You Can't Stop the Murders is a 2003 Australian comedy film directed by Anthony Mir and written by and starring Mir, Gary Eck and Akmal Saleh. The plot revolves around a series of Village People-themed murders in a small town, and the police who investigate the crimes. The title is a satirical reference to the 1980 film Can't Stop the Music, in which the Village People star.

==Plot==

Eck and Saleh play two police constables in a rural village, 'Gary' and 'Akmal' who lead fairly unremarkable lives. Gary's main aim is to be crowned line dancing champion of the village, having always been the runner-up. A series of horrific murders, involving the mutilation of bodies, rock the town, and 'Tony' (Mir), a detective from the city, is called in reluctantly to investigate. Whilst the young Akmal is in awe of the dashing detective, Tony's aggressive methods clash with the uptight Gary, and 'Chief Carter' (Richard Carter), the officer in charge of the station. Tony is eventually sent back to the city, after shooting a French male stripper.

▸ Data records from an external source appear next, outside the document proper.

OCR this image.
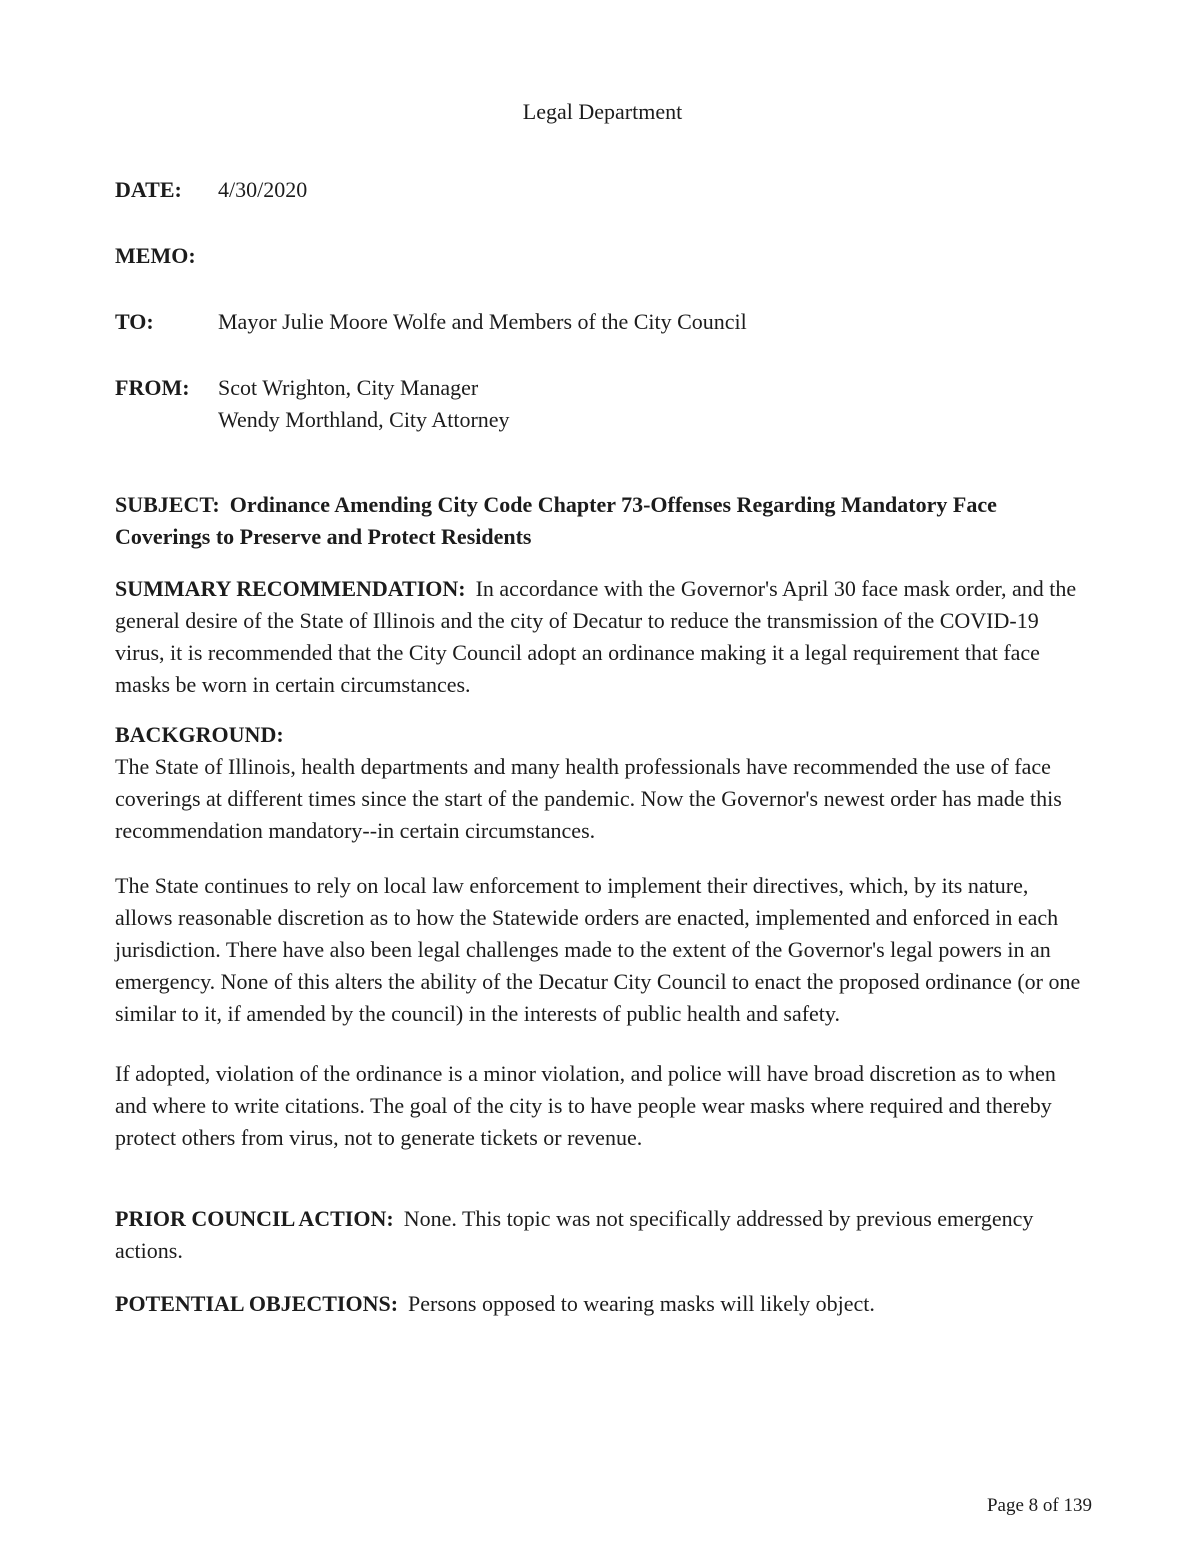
Legal Department
DATE:	4/30/2020
MEMO:
TO:	Mayor Julie Moore Wolfe and Members of the City Council
FROM:	Scot Wrighton, City Manager
Wendy Morthland, City Attorney

SUBJECT: Ordinance Amending City Code Chapter 73-Offenses Regarding Mandatory Face Coverings to Preserve and Protect Residents

SUMMARY RECOMMENDATION: In accordance with the Governor's April 30 face mask order, and the general desire of the State of Illinois and the city of Decatur to reduce the transmission of the COVID-19 virus, it is recommended that the City Council adopt an ordinance making it a legal requirement that face masks be worn in certain circumstances.

BACKGROUND:

The State of Illinois, health departments and many health professionals have recommended the use of face coverings at different times since the start of the pandemic. Now the Governor's newest order has made this recommendation mandatory--in certain circumstances.

The State continues to rely on local law enforcement to implement their directives, which, by its nature, allows reasonable discretion as to how the Statewide orders are enacted, implemented and enforced in each jurisdiction. There have also been legal challenges made to the extent of the Governor's legal powers in an emergency. None of this alters the ability of the Decatur City Council to enact the proposed ordinance (or one similar to it, if amended by the council) in the interests of public health and safety.

If adopted, violation of the ordinance is a minor violation, and police will have broad discretion as to when and where to write citations. The goal of the city is to have people wear masks where required and thereby protect others from virus, not to generate tickets or revenue.

PRIOR COUNCIL ACTION: None. This topic was not specifically addressed by previous emergency actions.

POTENTIAL OBJECTIONS: Persons opposed to wearing masks will likely object.

Page 8 of 139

Gary and Akmal soon discover that the murders have a Village People theme, with those murdered having been in one of the occupations of a Village Person, or resembling one. They fearfully deduce that either a policeman or a dentist (Akmal is uncertain, as he does not clearly remember the Village People, although Gary quickly deduces that it is, in fact, a policeman) will be next to die, as does Tony, who rushes back from the city.

==Cast==
- Gary Eck as Gary
- Akmal Saleh as Akmal
- Anthony Mir as Tony
- Richard Carter as Chief Carter
- Jason Clarke as Slade
- Jimeoin as Burrito
- Kitty Flanagan as Berryl
- Rob Carlton as Barry
- Bob Franklin
- The Umbilical Brothers
- Garry Who as Trevor
- Haskel Daniel
- The Dickster
- Rash Ryder
- Kenny Graham
- The Sandman

==Box office==
You Can't Stop the Murders grossed $254,871 at the box office in Australia.